Over 1 million images from over 200 countries. Each image provides at least one bounding box annotation containing one of 63 categories.

the dataset includes:

  • UTM Zone (zone of projection)
  • Timestamp (year, month, day, hour, minute, second, and day of the week UTC)
  • GSD (Ground sample distance)
  • Angles (the sensor is imaging the ground, as well as the angular location)
  • Image+box sizes

3 types of images: 8/4/3 bands, 4 and 8 are RGB with multispectral images (MSI). All images are 256x256 with roughly 30cm resolution.

Meaning of the paper

The paper presents an analysis of the dataset along with baseline approaches to show relation about metadata and temporal views.


  • LSTM-M An LSTM architecture trained using temporal sequences of metadata features.
  • CNN-I A standard CNN approach using only images, where DenseNet is fine-tuned after ImageNet. Softmax outputs are summed over each temporal view, after which an argmax is used to make the final prediction. The CNN is trained on all images across all temporal sequences of train + val.
  • CNN-IM A similar approach to CNN-I, but with metadata features concatenated to the features of DenseNet before the fully connected layers.
  • LSTM-I An LSTM architecture trained using features extracted from CNN-I.
  • LSTM-IM An LSTM architecture trained using features extracted from CNN-IM.

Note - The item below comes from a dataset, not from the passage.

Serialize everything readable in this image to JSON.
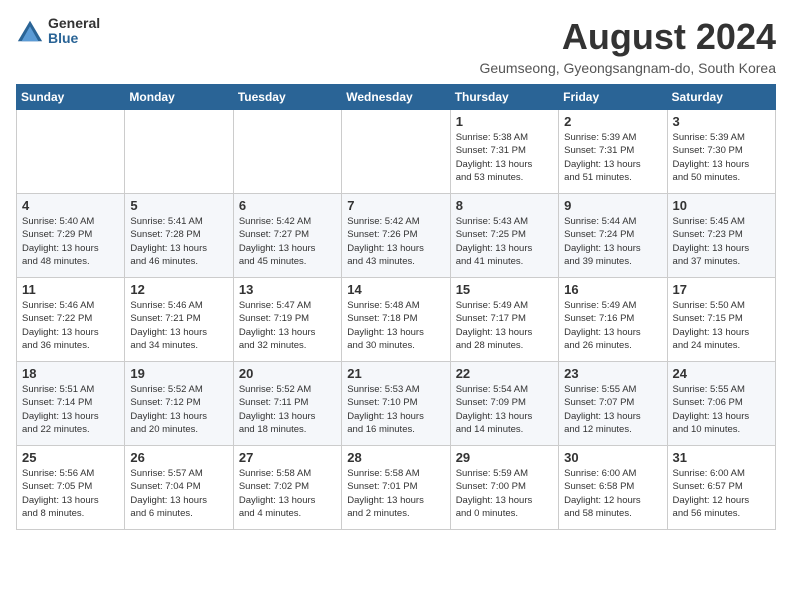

That temporal changes may not be particularly important for several of the categories. CNN-I and CNN-IM are already reasoning about temporal information while making predictions by summing the softmax outputs over each temporal view. The results for approaches using metadata are only making improvements because of bias exploitation. To show that metadata helps beyond inherent bias, they removed all instances from the test set where the metadata-only baseline (LSTM-M) is able to predict some of the category well.